All kinds of wayward things happen in his 22 books for children. A teacher turns kids into apples; then the children turn her into an apple, and she is eaten. Mean-spirited camp counselors make children dig holes under a scorching sun supposedly for punishment but really because the counselors are looking for buried treasures.
There are fights, bullies, heroes, some kind grown-ups and some deranged adults, stupid and smart teachers -- even math problems.
But "in all my stories -- even if there are bad adults -- the stories are still a lot of fun," Sachar says.
Sachar has just completed a companion book to his best-known work, Holes (1998), winner of the Newbery Medal and National Book Award before being made into a movie in 2003. The new title is Small Steps and features a character nicknamed Armpit who appeared in Holes.
Sachar's publisher, Delacorte Press, has high hopes: 500,000 copies go on sale today, and Sachar is off on a 17-bookstore tour through January.

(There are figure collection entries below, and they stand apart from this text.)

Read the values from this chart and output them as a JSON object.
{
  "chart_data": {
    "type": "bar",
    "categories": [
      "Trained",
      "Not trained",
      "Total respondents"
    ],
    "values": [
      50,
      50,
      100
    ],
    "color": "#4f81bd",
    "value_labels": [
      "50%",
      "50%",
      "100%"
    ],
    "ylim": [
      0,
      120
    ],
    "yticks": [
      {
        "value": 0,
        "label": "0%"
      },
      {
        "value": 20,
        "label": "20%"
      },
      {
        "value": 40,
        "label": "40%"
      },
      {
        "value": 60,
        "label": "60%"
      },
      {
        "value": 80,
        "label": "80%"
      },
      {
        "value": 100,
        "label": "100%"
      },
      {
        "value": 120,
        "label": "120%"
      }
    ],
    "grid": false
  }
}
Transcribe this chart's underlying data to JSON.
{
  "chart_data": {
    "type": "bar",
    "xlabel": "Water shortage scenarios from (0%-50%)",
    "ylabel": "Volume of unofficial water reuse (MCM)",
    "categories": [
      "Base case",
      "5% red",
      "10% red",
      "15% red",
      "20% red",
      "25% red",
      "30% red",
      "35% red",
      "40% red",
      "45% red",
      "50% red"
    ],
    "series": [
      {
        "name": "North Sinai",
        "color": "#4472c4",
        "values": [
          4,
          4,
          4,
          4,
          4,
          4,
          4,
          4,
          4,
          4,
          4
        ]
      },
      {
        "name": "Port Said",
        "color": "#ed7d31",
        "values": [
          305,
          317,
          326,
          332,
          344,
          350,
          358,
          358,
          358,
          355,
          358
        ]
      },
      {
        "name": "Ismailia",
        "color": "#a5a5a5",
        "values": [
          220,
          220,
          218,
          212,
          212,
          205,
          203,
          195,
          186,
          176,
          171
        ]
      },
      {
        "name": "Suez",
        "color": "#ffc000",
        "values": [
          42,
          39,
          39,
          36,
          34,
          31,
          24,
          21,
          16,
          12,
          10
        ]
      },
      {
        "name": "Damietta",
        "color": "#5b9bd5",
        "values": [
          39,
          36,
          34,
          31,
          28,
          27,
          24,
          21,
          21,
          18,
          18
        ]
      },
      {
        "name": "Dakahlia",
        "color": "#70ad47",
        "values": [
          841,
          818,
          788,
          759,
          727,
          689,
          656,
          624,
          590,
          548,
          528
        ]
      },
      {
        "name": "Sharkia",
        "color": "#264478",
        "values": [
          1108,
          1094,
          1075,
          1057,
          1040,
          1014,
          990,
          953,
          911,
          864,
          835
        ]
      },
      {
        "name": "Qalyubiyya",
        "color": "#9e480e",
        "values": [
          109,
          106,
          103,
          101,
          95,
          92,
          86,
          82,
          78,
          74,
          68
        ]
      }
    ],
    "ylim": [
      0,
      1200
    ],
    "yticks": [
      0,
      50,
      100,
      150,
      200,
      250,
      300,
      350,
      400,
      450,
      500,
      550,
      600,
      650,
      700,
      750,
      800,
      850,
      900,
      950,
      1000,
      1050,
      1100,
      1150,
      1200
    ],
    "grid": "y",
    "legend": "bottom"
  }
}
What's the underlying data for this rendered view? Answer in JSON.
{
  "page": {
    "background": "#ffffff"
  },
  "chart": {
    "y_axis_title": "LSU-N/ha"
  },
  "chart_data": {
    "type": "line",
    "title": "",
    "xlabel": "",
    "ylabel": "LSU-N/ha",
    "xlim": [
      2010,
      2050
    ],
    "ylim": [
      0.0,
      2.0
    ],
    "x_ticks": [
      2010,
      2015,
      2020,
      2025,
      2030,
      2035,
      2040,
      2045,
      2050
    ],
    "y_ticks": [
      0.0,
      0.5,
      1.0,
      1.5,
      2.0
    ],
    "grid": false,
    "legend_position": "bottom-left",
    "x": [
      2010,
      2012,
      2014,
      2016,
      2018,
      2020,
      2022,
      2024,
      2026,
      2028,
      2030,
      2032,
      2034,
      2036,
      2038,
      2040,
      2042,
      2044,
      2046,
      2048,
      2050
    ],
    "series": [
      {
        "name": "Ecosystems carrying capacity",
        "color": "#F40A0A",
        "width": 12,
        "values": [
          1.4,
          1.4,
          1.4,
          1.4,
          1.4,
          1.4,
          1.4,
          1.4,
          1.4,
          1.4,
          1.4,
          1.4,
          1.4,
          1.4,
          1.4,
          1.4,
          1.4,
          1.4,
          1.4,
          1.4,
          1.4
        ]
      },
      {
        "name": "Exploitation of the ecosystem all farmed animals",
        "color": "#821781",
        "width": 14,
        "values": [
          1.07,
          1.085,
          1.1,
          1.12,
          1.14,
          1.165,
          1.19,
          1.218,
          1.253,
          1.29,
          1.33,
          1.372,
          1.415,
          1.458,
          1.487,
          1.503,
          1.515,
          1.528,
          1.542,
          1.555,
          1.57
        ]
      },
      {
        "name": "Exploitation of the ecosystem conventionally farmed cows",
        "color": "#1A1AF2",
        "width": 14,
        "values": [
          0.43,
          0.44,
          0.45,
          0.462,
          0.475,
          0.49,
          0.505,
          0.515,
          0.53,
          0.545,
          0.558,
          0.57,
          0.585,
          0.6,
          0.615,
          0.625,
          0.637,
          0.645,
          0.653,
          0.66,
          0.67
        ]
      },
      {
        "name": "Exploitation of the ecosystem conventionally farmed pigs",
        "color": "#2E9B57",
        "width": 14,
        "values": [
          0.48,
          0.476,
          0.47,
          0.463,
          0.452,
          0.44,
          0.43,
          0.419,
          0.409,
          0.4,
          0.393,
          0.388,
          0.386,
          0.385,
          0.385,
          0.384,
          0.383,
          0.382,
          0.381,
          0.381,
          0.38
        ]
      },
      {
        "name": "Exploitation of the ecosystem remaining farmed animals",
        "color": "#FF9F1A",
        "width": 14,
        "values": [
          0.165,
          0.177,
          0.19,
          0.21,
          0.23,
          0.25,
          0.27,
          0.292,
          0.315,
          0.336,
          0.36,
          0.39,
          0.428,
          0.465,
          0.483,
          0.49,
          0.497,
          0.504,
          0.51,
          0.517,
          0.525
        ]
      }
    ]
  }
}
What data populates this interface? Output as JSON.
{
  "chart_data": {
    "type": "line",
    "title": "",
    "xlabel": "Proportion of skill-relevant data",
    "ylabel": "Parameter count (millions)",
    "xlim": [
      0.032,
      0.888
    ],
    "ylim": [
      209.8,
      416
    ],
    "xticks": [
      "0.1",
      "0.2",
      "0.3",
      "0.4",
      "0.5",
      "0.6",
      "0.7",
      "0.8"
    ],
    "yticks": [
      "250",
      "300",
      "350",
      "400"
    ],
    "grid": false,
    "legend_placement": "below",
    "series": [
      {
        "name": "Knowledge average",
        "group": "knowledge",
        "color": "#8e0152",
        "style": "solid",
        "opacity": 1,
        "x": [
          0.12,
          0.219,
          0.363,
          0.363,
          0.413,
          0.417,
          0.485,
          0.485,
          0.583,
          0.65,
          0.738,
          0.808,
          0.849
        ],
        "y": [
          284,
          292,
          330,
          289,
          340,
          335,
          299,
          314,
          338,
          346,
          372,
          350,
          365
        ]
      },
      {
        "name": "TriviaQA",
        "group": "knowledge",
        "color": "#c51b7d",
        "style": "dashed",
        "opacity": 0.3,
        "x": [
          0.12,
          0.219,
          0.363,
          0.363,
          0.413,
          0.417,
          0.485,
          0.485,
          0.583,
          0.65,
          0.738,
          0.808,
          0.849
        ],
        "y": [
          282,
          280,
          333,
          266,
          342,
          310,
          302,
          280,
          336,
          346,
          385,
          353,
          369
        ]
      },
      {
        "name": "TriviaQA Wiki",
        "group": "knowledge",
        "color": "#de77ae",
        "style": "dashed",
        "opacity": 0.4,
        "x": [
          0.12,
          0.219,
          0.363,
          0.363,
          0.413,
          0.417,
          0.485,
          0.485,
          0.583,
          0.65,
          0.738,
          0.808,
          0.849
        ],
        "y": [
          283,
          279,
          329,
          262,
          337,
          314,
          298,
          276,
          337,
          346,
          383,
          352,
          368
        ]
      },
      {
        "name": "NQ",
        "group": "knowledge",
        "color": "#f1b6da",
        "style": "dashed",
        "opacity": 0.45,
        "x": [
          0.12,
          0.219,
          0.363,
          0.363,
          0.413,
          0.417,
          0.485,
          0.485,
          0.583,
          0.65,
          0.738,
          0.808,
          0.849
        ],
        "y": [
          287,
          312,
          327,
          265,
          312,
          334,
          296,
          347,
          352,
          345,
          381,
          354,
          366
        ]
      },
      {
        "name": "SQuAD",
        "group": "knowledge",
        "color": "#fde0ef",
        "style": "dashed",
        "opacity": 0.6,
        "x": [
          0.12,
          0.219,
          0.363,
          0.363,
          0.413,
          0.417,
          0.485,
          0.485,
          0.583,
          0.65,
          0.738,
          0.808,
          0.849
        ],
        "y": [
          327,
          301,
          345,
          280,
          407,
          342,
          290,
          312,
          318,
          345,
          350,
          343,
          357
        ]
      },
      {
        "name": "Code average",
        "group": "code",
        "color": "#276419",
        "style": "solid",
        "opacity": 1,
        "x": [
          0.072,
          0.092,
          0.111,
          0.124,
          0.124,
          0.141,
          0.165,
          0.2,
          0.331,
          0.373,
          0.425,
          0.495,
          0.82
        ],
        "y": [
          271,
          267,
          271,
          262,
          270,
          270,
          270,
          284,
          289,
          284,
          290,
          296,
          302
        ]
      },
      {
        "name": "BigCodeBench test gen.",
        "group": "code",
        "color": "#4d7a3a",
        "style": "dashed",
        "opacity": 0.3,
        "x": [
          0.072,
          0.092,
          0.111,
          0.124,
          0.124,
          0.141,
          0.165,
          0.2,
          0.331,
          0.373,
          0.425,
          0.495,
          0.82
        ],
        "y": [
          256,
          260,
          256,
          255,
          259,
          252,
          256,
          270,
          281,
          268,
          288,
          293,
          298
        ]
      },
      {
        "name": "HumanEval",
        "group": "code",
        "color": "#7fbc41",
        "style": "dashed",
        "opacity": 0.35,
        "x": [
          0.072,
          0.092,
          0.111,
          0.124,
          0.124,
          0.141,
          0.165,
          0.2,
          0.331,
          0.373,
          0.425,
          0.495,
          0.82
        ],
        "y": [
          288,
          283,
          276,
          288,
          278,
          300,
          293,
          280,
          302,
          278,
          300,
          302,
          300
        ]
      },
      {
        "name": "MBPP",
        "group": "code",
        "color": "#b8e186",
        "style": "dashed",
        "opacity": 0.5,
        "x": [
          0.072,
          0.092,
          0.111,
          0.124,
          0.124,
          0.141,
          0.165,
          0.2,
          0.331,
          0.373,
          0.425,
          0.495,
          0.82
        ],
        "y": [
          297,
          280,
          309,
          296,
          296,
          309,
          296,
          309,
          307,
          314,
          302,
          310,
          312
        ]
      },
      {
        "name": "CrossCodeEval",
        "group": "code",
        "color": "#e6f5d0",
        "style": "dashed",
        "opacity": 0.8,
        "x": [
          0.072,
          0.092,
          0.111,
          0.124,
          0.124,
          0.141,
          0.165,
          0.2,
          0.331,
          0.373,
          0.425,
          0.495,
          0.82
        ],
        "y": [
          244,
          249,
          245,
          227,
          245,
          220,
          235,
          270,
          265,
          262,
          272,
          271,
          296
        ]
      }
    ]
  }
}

Among his stops will be Children's Book World in Los Angeles, where owner Sharon Hearn says his books grab the "reluctant reader all the way to the gifted reader" and appeal as much to adult readers as young readers.
Sachar, 51, was born in East Meadow, N.Y. When he was in third grade, his family -- "a happy, normal suburban family" -- moved to Southern California. He played Little League and was better at math, especially algebra, than reading. He liked the logic of chess as a child and plays bridge as an adult.
For all the mayhem in his books, he remembers only one rotten experience at school. In fifth grade, his teacher made him keep his books at the back of the room because his desk was so messy.
"It was humiliating," he says.
To this day, he says, he has an "organized mind, but I may get up and leave everything a mess because I'm so focused on what I'm doing, I don't think about the little things that I (leave behind)."
In high school, he read J.D. Salinger and Kurt Vonnegut, who "got me excited about reading and writing." What both writers have in common, he says, is the ability to engage readers and make them think. He tries to do the same.
"While I tell people I'm trying to write a good, entertaining story, that's true," he says. "But to me, a good, entertaining story is anything that makes you think and feel."
He lives in Austin -- the setting for Small Steps -- with his wife, Carla (a former counselor at an elementary school), their daughter, Sherre, 18, and a rescue dog named Watson (as in Sherlock Holmes and Dr. Watson).
Sachar works from his home, and no one, except Watson, is allowed into his office, where he has a desk, a computer and a 1950s pinball machine.
He writes about two hours a day and revises his manuscripts six or so times. He never talks about his writing to anyone until the book is finished.
"Part of me becomes the characters I'm writing about," he says. "I think readers feel like they are there, the way I am, as a result."